I waited another week…then another. Nothing. Interestingly last weekend I receive a mailing with both mammograms and my breast ultrasound films. No note. No explanation as to why these were sent to me. Just the films. I put them aside. My denial was still working.
Today Dr. Dahlia called me. Again I waited for the “all clear” words. Again they didn’t come.
“Well, he (the radiologist) is not sure and thinks we should do a core needle biopsy.”
“Oh come on!” I exclaimed. “This is just too much. This is nothing. Do you really think that we should do all this?”
“I think it would give us an answer,” she replied.
“Fine,” I said, seething.
And then I hung up the phone and decided that I had had enough. This is ridiculous. This is all CYA medicine. I’m getting off this rollercoaster. I’ll call her back and tell her that I’ll just have a follow up mammogram or MRI in 6 months. Whatever this is will either have progressed or stayed exactly the same. There is no reason to keep going with this drama.

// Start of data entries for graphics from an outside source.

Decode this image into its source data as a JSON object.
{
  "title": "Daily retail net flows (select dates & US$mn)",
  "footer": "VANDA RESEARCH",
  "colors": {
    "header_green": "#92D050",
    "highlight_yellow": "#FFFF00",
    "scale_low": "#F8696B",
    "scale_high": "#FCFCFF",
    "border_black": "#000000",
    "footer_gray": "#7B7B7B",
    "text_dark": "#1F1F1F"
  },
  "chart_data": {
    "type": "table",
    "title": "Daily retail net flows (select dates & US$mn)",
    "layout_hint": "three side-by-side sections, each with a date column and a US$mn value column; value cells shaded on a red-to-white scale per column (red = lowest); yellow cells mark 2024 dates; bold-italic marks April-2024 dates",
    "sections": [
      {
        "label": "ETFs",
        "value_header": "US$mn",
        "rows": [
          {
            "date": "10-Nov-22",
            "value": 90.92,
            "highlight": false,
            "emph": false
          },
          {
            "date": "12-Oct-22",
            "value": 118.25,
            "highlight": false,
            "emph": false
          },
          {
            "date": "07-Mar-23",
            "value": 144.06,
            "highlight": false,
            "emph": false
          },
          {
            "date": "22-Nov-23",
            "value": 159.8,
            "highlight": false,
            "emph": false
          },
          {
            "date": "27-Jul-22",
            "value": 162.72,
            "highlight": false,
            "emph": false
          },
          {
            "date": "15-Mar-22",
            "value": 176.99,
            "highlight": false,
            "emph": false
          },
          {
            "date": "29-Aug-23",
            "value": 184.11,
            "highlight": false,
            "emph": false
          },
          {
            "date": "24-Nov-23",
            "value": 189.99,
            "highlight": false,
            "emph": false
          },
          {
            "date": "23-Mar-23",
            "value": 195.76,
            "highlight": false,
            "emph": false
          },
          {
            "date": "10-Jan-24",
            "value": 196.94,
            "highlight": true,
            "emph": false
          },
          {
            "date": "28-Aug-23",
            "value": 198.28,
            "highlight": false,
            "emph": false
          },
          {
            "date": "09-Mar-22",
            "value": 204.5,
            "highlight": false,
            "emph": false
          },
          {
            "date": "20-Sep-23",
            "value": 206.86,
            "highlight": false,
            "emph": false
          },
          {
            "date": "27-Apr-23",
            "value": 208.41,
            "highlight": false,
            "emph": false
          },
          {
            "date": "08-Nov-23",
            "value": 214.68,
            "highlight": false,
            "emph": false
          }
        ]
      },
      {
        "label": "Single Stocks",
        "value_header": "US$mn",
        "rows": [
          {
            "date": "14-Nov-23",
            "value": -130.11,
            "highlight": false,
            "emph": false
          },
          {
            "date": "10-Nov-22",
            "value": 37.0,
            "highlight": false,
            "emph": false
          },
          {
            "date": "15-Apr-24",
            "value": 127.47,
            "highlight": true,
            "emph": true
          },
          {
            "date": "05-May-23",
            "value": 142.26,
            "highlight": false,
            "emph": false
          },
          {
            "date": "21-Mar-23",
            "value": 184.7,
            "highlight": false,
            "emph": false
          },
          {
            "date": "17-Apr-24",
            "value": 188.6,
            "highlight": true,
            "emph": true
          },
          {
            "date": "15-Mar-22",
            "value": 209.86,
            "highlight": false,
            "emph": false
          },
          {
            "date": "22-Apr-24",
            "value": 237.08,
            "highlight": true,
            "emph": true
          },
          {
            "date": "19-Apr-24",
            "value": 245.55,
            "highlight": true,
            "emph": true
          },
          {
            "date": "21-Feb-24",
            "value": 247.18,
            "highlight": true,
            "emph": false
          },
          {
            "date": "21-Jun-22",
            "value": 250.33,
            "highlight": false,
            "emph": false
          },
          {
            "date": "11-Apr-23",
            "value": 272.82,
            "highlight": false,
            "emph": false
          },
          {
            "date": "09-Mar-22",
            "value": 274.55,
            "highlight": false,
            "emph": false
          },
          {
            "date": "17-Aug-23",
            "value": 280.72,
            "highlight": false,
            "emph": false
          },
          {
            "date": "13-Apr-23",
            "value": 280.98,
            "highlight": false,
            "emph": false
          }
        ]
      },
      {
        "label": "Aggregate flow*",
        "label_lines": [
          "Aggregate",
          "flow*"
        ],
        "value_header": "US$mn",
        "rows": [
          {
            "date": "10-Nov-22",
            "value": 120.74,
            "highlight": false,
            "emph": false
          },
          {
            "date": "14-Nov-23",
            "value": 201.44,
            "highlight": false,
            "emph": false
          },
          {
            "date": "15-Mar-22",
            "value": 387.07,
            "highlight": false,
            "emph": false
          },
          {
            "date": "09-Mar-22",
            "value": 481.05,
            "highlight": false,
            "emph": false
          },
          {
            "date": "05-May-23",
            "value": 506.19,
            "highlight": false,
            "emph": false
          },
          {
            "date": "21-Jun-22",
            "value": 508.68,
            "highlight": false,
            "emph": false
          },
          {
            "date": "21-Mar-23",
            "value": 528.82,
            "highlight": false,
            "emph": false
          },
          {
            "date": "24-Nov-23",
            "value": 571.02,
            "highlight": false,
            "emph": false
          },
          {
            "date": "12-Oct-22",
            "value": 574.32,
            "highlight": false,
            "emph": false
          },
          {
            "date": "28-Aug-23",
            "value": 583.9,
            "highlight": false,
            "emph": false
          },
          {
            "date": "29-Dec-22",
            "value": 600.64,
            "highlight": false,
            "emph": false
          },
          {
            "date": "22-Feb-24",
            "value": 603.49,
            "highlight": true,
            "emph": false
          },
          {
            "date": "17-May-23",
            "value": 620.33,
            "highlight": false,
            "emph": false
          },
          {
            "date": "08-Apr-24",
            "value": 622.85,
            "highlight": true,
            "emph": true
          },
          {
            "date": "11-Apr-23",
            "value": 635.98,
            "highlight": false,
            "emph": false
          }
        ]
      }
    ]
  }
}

I called AdoringHusband first. And in true caretaker fashion, he agreed with me, and said that we should call Sam and have her speak to the radiologist before we go anything further. And then I did something sensible. I called my aunt (who is also a gynecologist).
When I told her that I had decided to forgo the biopsy, the first words out of her mouth were, “OK, you’ve gone and lost your natural mind.”
I tried to explain to her why my plan seemed reasonable and how they were making a big deal about nothing, and Auntie M cut me off and began to tell me about myself in a way that would have done my mother proud.
“If it was just you and the cats, you could take your time and be crazy like that, but you’ve got Z and there is no time for crazy-acting. You need to know what’s going on. If it IS something, you’ve got to deal with it NOW, not 6 months from now. You’ve got to do whatever it takes to be in the best health you can FOR HER.
You can be scared. You can be anxious. You can be anything you want. But you better have that damn biopsy!”
I sheepishly called Dr. Dahlia’s office and told her to go ahead with scheduling the biopsy. But today, my friends, my denial just ain’t working no more. And I can’t stop crying.
I know that it should be OK. But what if I’m wrong?